The organization also worked with Gov. Al Quie to get funding to sponsor more Hmong refugees to resettle in Minnesota.
“We have successfully adapted from a peasant life to a very high-tech country and city, we’re being productive citizens over here,” Vang said. “I was very proud, I am very proud. I will be very proud when I die.”
The next 50 years
In the next 50 years, some Hmong immigrants say they want to see the younger generation preserve their culture, language, support one another and keep the community together. They also want to see a Hmong president or astronaut someday.
“The sky’s the only limit for our community,” said Toua Xiong, a business entrepreneur and owner of the Pan Asian Center at Maplewood Mall. “I am believing the way we’re driving today, the way we’re moving today, and the scale and the pace we’re moving today, 50 years from now we’ll be owning [publicly traded] companies.”

Some Hmong born in the United States say they still see challenges facing the community, including domestic violence, health disparities, homelessness and substance abuse.
“Even though we have been here 50 years, and have prospered in many ways, we are relatively still a new community here,” Seng Xiong, 30, said. “We’re still having community members struggle.”
Xiong grew up in Brooklyn Park, one of the Twin Cities neighborhoods with the highest concentrations of Hmong people.
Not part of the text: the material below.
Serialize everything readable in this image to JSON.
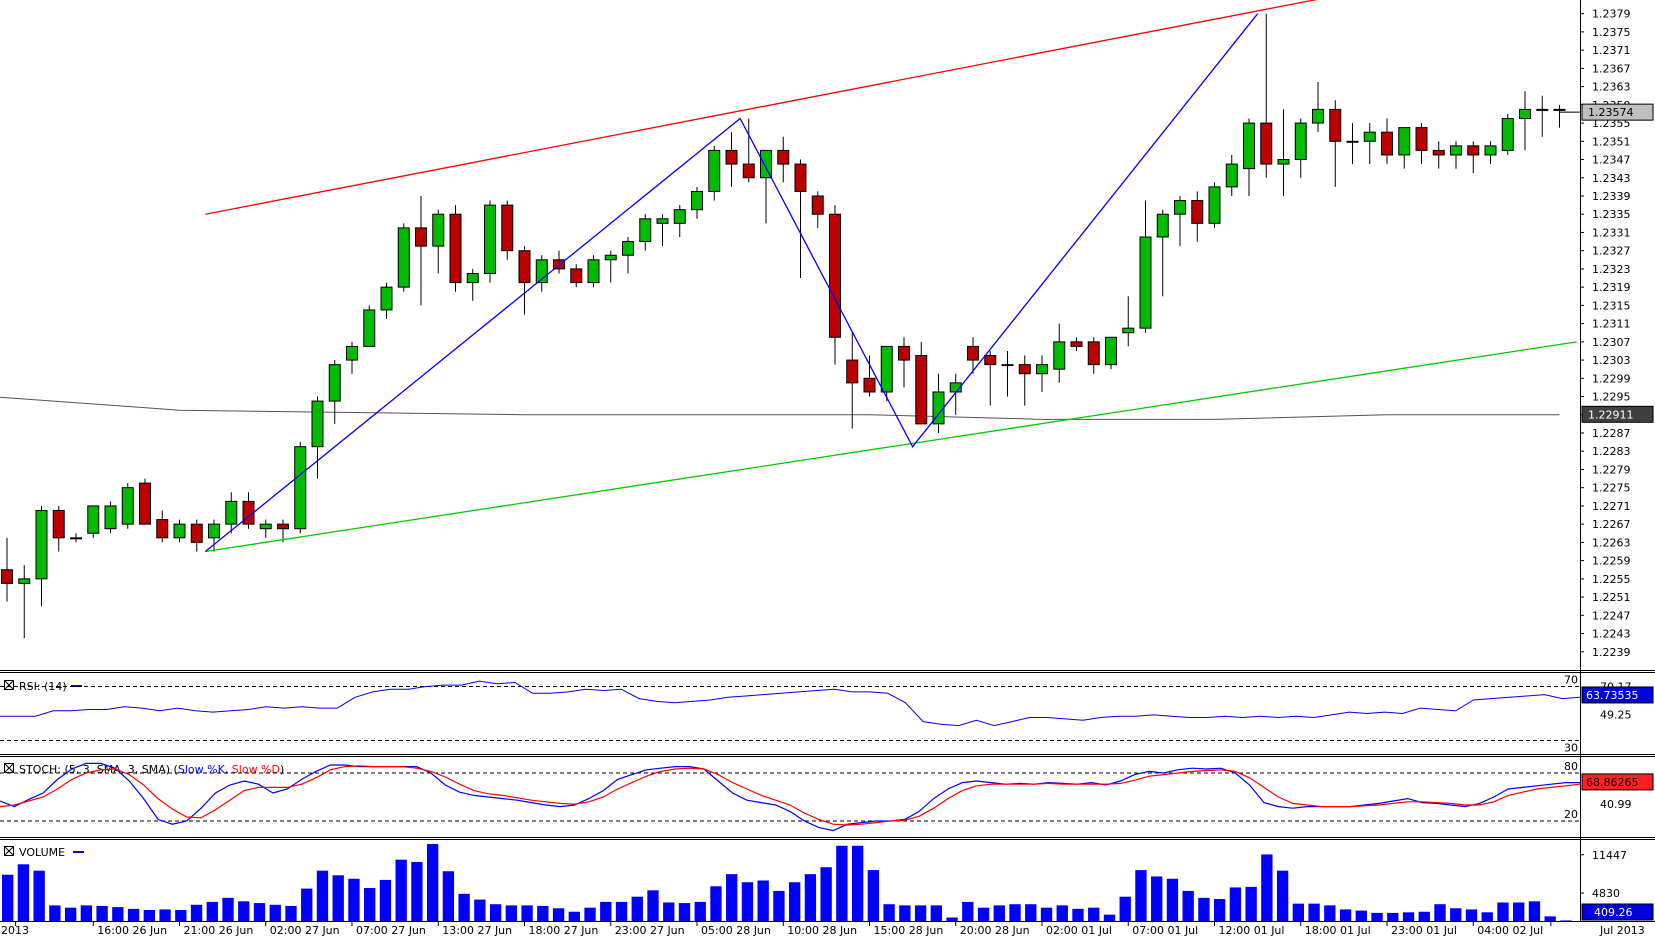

Xiong said the children and grandchildren of the immigrant generations are exposed less to the language, history and culture.
“There’s a lot of youth who are still trying to survive in this current day with again trying to assimilate — fit enough so that they don’t become targets of racism.”
Many younger Hmong Americans also want to see the community rethink traditional gender roles and become more inclusive to LGBTQ Hmong people.
“Queerness for Hmong people did not just start here,” Xiong said. “We have always been part of our history.”
Sophia Vuelo, the first state-appointed judge of Hmong descent, said she’s seen Hmong politicians and education “transform our community.” She expressed hope for the younger generations because of hardships and sacrifices from the first-generation families in the United States.
“Fifty years from now, I know for a fact that our Hmong American children will go out into the world and do even more spectacular things given the resources that we were able to give them and provide to them,” she said.